In effetti ci troviamo spesso di fronte a gallerie e cunicoli che insolitamente non portano da nessuna parte ovvero che si perdono nel vuoto.
Ma a che serve una galleria? Normalmente si costruisce una galleria per collegamento o per servizio, ma quelle considerate non erano sicuramente di adduzione e neanche di collegamento, almeno attualmente. Gallerie simili avrebbero senso solo se fossimo in presenza di altri ambienti, ora scomparsi a causa dell’erosione e della ristrutturazione del sito da parte degli Etruschi.
Facendo riferimento a quest’ultima ipotesi è significativo il cunicolo, che possiamo notare all’inizio sulla destra del percorso della Via degli Inferi alla Banditaccia, il quale risulta chiaramente scoperto dalla parete tagliata al fine di ricavare le tombe rupestri, e che quindi è senz’altro antecedente. Altre gallerie altrettanto anomale sono presenti nel territorio. Una quanto mai esemplicativa può essere quella che si affaccia nel vuoto lungo la parete di fronte ad Orte e facente parte di una piccola chiesa rupestre. Tale galleria non avrebbe alcuna ragione di esistere volendola allacciare ad epoche e vicende storicamente note. Non è adduttrice idrica né ha senso come collegamento di eventuali ambienti interni - non risulta sia stata esplorata - con qualche altra zona, visto che si affaccia sul vuoto. L’unica possibilità di darsi ragione di tale cunicolo consiste nell’ipotizzare che facesse parte di un antico collegamento ad ambienti che però adesso non esistono più, ma che probabilmente erano presenti nell’area ora occupata dal vallone.

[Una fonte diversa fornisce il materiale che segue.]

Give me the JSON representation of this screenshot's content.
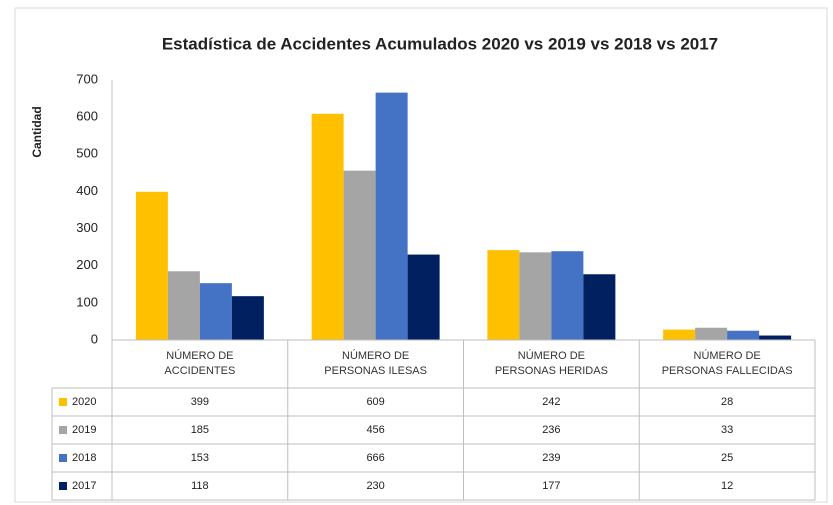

Comincia così ad affacciarsi un’ipotesi di valutazione per la sua antichità. Se tale cunicolo era anticamente sotterraneo, come tanti altri identici per tipologia e che attualmente lo sono, lo era quando la vallata ancora non esisteva e quindi era occupata dal terreno che oggi risulta dilavato dai millenni di erosione e di cedimenti che hanno portato alla morfologia attuale della zona. Tale genesi geologica del territorio ha cominciato ad attuarsi quando, circa 50.000 anni fa, hanno smesso di eruttare i vulcani le cui eruzioni hanno caratterizzato la base sulla quale si è poi andata a costruire la morfologia tipica delle regioni dell’Italia centrale. È infatti da allora che è cominciata l’orogenesi del territorio. Siccome attualmente il cunicolo considerato si trova ad una cinquantina di metri dal fondo del vallone bisogna chiedersi: quanto ci hanno messo l’erosione e il dilavamento naturali a scavare il territorio tanto da scoprire in tal modo il cunicolo?
Una valutazione sommaria potrebbe farlo risalire fra i 25.000 ed i 35.000 anni fa.
Una conferma a quanto sopra affermato può venire dall’analisi di un sito molto particolare nei pressi di Bomarzo. Qui troviamo una serie di grotte artificiali, ora aperte verso il vuoto della vallata sottostante.
Tali "grotte" sono molto simili a quelle normalmente attribuite agli Etruschi per fini sepolcrali ma hanno delle caratteristiche del tutto peculiari.
Possiamo notare innanzitutto la caratteristica che abbiamo già osservato a Civita Castellana: tali cavità artificiali sono aperte verso il vallone sottostante e, ipotesi ovvia, è che si siano scoperte a seguito di erosioni e smottamenti del terreno. Al che la domanda è la stessa: quanto tempo fa? Tornano anche qui ad emergere prepotentemente ipotesi preistoriche.